Les permissions sont le prochain casse-tête. Si un répertoire monté par bind appartient à l'UID 501 sur macOS ou à l'UID 1000 sur Linux, mais que le processus du conteneur s'exécute en tant qu'UID 999, les écritures peuvent échouer. Les volumes nommés évitent souvent la confusion du chemin hôte, mais la propriété à l'intérieur du volume compte toujours. Initialisez la propriété délibérément au lieu de modifier les permissions jusqu'à ce que l'erreur disparaisse.
Enfin, rappelez-vous que les volumes Docker locaux sont locaux. Ils ne suivent pas un conteneur vers un autre hôte par eux-mêmes. Dans Swarm, Kubernetes, Nomad ou les plates-formes de conteneurs cloud, le stockage persistant nécessite des volumes adaptés à la plateforme, un stockage distant ou un service de base de données conçu pour cet environnement.
Étiquetez les volumes importants lorsque vos outils le permettent, et documentez quel service possède chacun. Une propriété claire empêche les scripts de nettoyage de supprimer des données qui semblent simplement inutilisées.
Une Règle de Décision Simple
Lorsque vous n'êtes pas sûr, demandez qui possède les données. Si Docker les possède et que le chemin hôte n'est pas significatif, utilisez un volume nommé. Si un humain ou un outil externe sur l'hôte les possède, utilisez un montage bind. Si personne ne devrait les posséder après la sortie du conteneur, utilisez tmpfs.

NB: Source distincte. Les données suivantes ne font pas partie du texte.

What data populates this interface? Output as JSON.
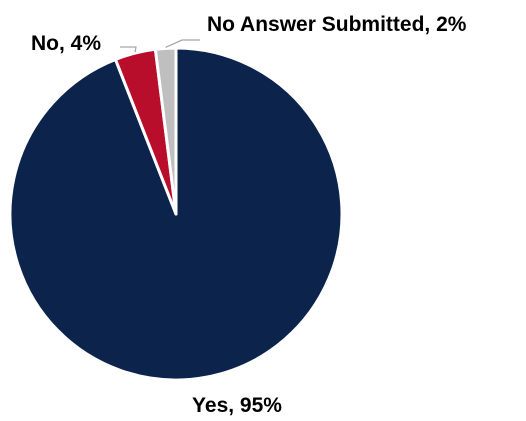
{
  "chart_data": {
    "type": "pie",
    "title": "",
    "start_angle_deg": 0,
    "direction": "clockwise",
    "slices": [
      {
        "label": "Yes",
        "value": 95,
        "value_label": "95%",
        "color": "#0c234b"
      },
      {
        "label": "No",
        "value": 4,
        "value_label": "4%",
        "color": "#b80d2b"
      },
      {
        "label": "No Answer Submitted",
        "value": 2,
        "value_label": "2%",
        "color": "#bfbfbf"
      }
    ],
    "label_style": "category-and-value",
    "legend": "none"
  }
}
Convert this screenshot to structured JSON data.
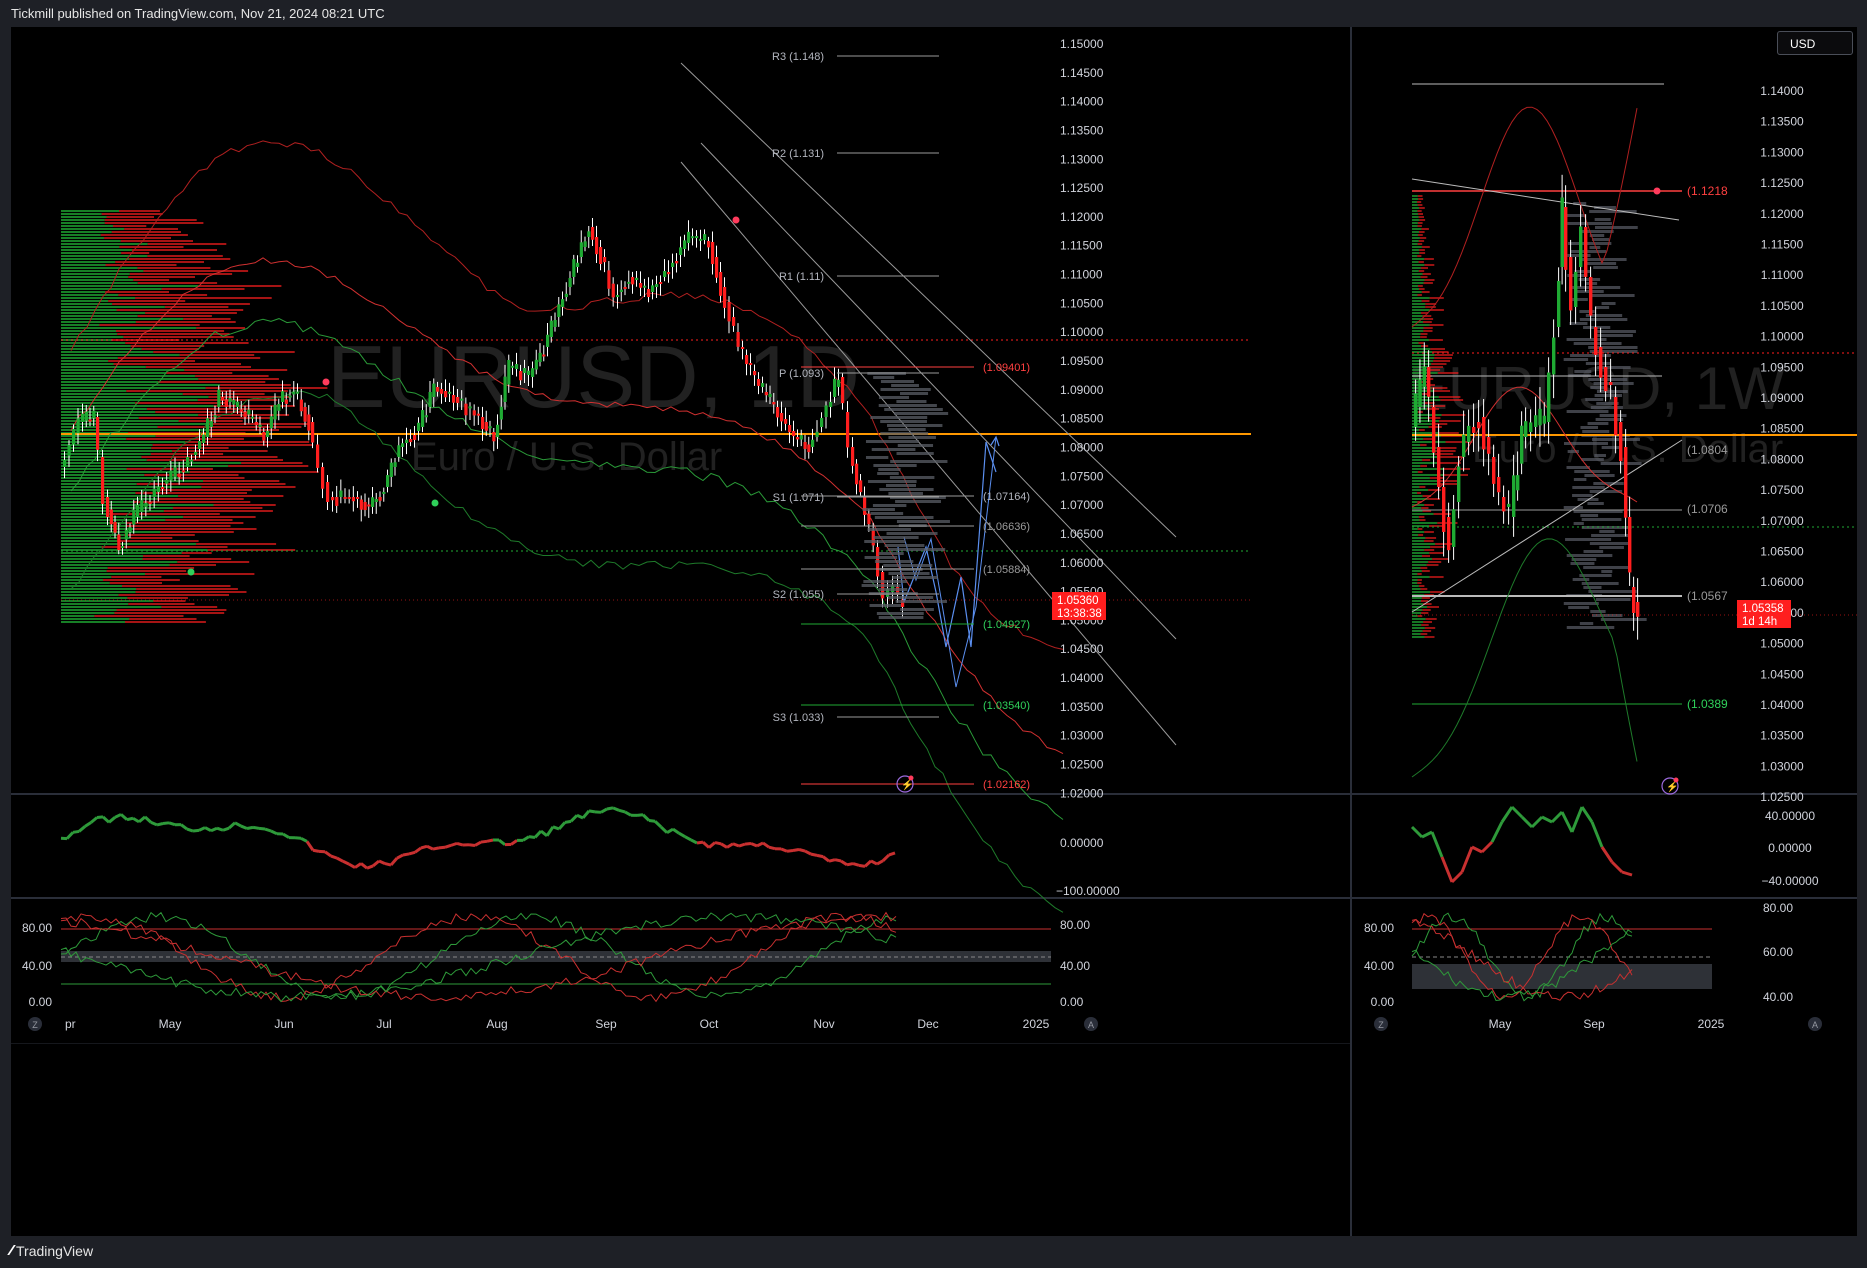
{
  "header": {
    "published": "Tickmill published on TradingView.com, Nov 21, 2024 08:21 UTC"
  },
  "footer": {
    "brand": "TradingView"
  },
  "colors": {
    "background": "#000000",
    "bull": "#1faa33",
    "bear": "#ff1e1e",
    "accent_orange": "#ff9800",
    "neutral": "#d1d4dc"
  },
  "left": {
    "watermark_symbol": "EURUSD, 1D",
    "watermark_name": "Euro / U.S. Dollar",
    "price_axis": [
      "1.15000",
      "1.14500",
      "1.14000",
      "1.13500",
      "1.13000",
      "1.12500",
      "1.12000",
      "1.11500",
      "1.11000",
      "1.10500",
      "1.10000",
      "1.09500",
      "1.09000",
      "1.08500",
      "1.08000",
      "1.07500",
      "1.07000",
      "1.06500",
      "1.06000",
      "1.05500",
      "1.05000",
      "1.04500",
      "1.04000",
      "1.03500",
      "1.03000",
      "1.02500",
      "1.02000"
    ],
    "pivot_labels": [
      "R3 (1.148)",
      "R2 (1.131)",
      "R1 (1.11)",
      "P (1.093)",
      "S1 (1.071)",
      "S2 (1.055)",
      "S3 (1.033)"
    ],
    "level_labels": [
      "(1.09401)",
      "(1.07164)",
      "(1.06636)",
      "(1.05884)",
      "(1.04927)",
      "(1.03540)",
      "(1.02162)"
    ],
    "last_price": "1.05360",
    "countdown": "13:38:38",
    "osc_axis": [
      "0.00000",
      "−100.00000"
    ],
    "stoch_axis_left": [
      "80.00",
      "40.00",
      "0.00"
    ],
    "stoch_axis_right": [
      "80.00",
      "40.00",
      "0.00"
    ],
    "time_axis": [
      "pr",
      "May",
      "Jun",
      "Jul",
      "Aug",
      "Sep",
      "Oct",
      "Nov",
      "Dec",
      "2025"
    ],
    "corner_z": "Z",
    "corner_a": "A"
  },
  "right": {
    "currency_button": "USD",
    "watermark_symbol": "EURUSD, 1W",
    "watermark_name": "Euro / U.S. Dollar",
    "price_axis": [
      "1.14000",
      "1.13500",
      "1.13000",
      "1.12500",
      "1.12000",
      "1.11500",
      "1.11000",
      "1.10500",
      "1.10000",
      "1.09500",
      "1.09000",
      "1.08500",
      "1.08000",
      "1.07500",
      "1.07000",
      "1.06500",
      "1.06000",
      "1.05500",
      "1.05000",
      "1.04500",
      "1.04000",
      "1.03500",
      "1.03000",
      "1.02500"
    ],
    "level_labels": [
      "(1.1218",
      "(1.0804",
      "(1.0706",
      "(1.0567",
      "(1.0389"
    ],
    "last_price": "1.05358",
    "countdown": "1d 14h",
    "osc_axis": [
      "40.00000",
      "0.00000",
      "−40.00000"
    ],
    "stoch_axis_left": [
      "80.00",
      "40.00",
      "0.00"
    ],
    "stoch_axis_right": [
      "80.00",
      "60.00",
      "40.00"
    ],
    "time_axis": [
      "May",
      "Sep",
      "2025"
    ],
    "corner_z": "Z",
    "corner_a": "A"
  }
}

Cette règle couvre la plupart des cas. Un répertoire de base de données appartient au conteneur, donc un volume nommé convient. Le code source appartient au développeur, donc un montage bind convient. Un répertoire de déchiffrement temporaire pour un seul travail devrait disparaître, donc tmpfs convient. Les cas déroutants sont les téléchargements partagés, les journaux et les rapports générés. Pour ceux-ci, décidez si la plateforme de conteneurs, l'hôte ou un service de stockage externe est le véritable propriétaire avant de choisir le type de montage.
La version courte est : utilisez des volumes nommés pour les données persistantes appartenant au conteneur, des montages bind lorsque le chemin hôte lui-même fait partie du flux de travail, et tmpfs pour les données qui doivent être rapides et jetables. Ensuite, notez comment chaque volume important est sauvegardé et restauré. La persistance sans test de restauration n'est qu'un espoir avec un point de montage.